In response, patient-anonymized and HIPAA-compliant forums for patient-doctor exchange have emerged. In March, Jiff, Inc. announced that it was developing the “first HIPAA-compliant social network…[that]allows consumers and health care professionals to build personalized and private communities of care.” Though it is currently in private beta, one can get an idea of the social network’s interface from their demo video online.

altAnother network, called HealthTap, is a relatively new social network that enables physicians to build public profiles which are searchable by specialty and zip code, and earn reputation points and awards based on how many virtual patient questions they answer and how many colleagues agree with their answers. As with other gamified services this is perhaps their way of addressing the “no way to get paid for these activities” concern. (Full disclosure: this author first became acquainted with HealthTap as one of their “Medical Student Experts”).


For example, on June 7, 2012, HealthTap user “karthika” asked “I am a 53 year old male. I traveled from India to America a week ago. I am having severe headache and fever for the past 4 days. What medication can I have?” A “Level 12 Elite” Travel Medicine doctor from Pittsburgh, Dr. Sarah Kohl, answered with a response (limited to 400 characters) about malaria that she titled “Go to Emergency Room.” Two other doctors answered similarly, eight doctors agreed with her explanation (a la the Facebook “like” button) and one physician “ReTapped” it (a la Twitter), thus contributing to her reputation and perhaps helping an anonymous patient (though some patients use not-so-anonymous usernames).

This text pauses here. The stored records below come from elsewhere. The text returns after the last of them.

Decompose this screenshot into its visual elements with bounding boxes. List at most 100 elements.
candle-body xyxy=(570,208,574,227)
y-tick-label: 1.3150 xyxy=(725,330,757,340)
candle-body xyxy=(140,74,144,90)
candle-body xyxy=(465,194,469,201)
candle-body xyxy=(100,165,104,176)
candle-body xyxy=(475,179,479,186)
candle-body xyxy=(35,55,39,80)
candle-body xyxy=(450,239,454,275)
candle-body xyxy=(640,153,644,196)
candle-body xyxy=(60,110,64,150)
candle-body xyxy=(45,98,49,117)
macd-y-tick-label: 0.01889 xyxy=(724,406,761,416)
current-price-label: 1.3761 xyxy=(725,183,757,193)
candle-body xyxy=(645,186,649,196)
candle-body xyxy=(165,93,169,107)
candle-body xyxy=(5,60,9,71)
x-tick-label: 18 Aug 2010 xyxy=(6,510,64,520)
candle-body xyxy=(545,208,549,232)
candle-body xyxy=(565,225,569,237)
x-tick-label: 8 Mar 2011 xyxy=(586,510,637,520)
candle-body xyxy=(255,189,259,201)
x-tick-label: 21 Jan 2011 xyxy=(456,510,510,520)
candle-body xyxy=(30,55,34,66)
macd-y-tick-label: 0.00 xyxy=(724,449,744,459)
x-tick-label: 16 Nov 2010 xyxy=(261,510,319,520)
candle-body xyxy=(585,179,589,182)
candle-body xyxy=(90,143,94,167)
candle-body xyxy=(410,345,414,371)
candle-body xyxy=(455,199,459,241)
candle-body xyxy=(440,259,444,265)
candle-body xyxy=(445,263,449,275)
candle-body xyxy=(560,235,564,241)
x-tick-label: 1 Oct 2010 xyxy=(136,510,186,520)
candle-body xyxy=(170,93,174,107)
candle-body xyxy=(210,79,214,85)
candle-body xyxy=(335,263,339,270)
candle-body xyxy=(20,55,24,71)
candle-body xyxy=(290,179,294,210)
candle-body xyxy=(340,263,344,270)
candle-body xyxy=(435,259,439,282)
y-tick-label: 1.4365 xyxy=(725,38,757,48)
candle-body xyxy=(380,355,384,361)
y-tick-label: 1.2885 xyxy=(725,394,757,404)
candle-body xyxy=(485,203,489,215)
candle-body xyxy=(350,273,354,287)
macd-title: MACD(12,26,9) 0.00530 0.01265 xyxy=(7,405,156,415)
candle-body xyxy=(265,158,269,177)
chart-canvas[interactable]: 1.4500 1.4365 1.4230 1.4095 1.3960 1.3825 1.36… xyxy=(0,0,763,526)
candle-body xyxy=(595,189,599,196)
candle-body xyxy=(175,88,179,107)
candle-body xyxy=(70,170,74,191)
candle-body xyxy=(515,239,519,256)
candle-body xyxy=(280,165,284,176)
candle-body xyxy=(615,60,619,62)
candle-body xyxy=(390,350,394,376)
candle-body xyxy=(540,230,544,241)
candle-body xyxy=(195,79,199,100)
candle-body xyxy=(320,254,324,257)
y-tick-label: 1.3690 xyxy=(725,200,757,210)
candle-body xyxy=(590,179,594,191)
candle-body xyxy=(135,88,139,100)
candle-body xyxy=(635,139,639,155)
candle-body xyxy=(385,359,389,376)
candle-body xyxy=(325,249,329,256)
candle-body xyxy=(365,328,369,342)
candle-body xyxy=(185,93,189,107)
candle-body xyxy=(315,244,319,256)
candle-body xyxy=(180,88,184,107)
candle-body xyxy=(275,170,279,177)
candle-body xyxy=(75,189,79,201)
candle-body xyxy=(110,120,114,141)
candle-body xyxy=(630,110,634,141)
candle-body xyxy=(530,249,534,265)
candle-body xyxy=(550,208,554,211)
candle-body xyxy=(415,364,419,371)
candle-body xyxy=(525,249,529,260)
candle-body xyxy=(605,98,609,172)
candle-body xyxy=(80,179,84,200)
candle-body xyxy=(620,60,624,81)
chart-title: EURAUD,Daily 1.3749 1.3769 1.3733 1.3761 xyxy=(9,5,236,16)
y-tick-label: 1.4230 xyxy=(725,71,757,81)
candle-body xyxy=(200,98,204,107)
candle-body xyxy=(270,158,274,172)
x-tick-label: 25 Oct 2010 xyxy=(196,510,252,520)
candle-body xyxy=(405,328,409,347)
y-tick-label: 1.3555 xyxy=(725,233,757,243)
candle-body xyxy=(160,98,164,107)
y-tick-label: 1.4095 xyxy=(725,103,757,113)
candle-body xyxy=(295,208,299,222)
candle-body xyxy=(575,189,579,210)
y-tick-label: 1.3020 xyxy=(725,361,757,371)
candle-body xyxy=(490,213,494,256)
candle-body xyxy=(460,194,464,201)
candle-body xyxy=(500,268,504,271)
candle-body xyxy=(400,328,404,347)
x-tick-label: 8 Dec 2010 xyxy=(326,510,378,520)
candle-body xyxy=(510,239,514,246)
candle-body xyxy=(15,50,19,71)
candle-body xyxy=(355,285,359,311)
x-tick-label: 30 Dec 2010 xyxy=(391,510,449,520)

For emergency physician Luke Hermann, a New York-based physician who won the “2011 HealthTappy Award for Top Emergency Medicine Specialist,” sites like HealthTap have the ability to save patients an unnecessary trip to the ED.

“Every day I see patients who have come to the emergency department not because they have a true medical emergency but because they have a health concern and no other way to access a physician to get an opinion or advice,” said Hermann. “Although it often may not be enough to get a “virtual” medical opinion, if I can help a few patients avoid an unnecessary trip to the ED, everybody wins.”

altPerhaps this, in addition to reputation-building and gamification, is why the social network has attracted over 11,000 U.S. physicians, though questions remain about whether HealthTap is crossing into the dangerous territory of uninformed telediagnosis. For this reason, HealthTap emphasizes in its Terms of Use that they “do support your health decisions and choices” but “do not provide medical advice and we are not a doctor.” It is unclear whether the network has done enough to address these liability issues and provide a valuable resource that keeps physicians and patients engaged. However, in an exclusive interview with EPMonthly, HealthTap’s founder Ron Gutman expressed his confidence that his patient-doctor network will change not only how physicians interact with each other and with patients, but also how we deliver healthcare:
“HealthTap is democratizing high-quality health information, and making relevant information readily available to everyone,” Gutman says. “We are changing the field of medicine by providing patients everywhere with access to the best medical knowledge and the best medical practitioners, in a way that’s scalable and that benefits both patients and physicians.”

As with the doctor-doctor social networks, only time will tell whether Gutman and other founders of physician-patient networks are correct. In their case, however, the price of being incorrect is much higher.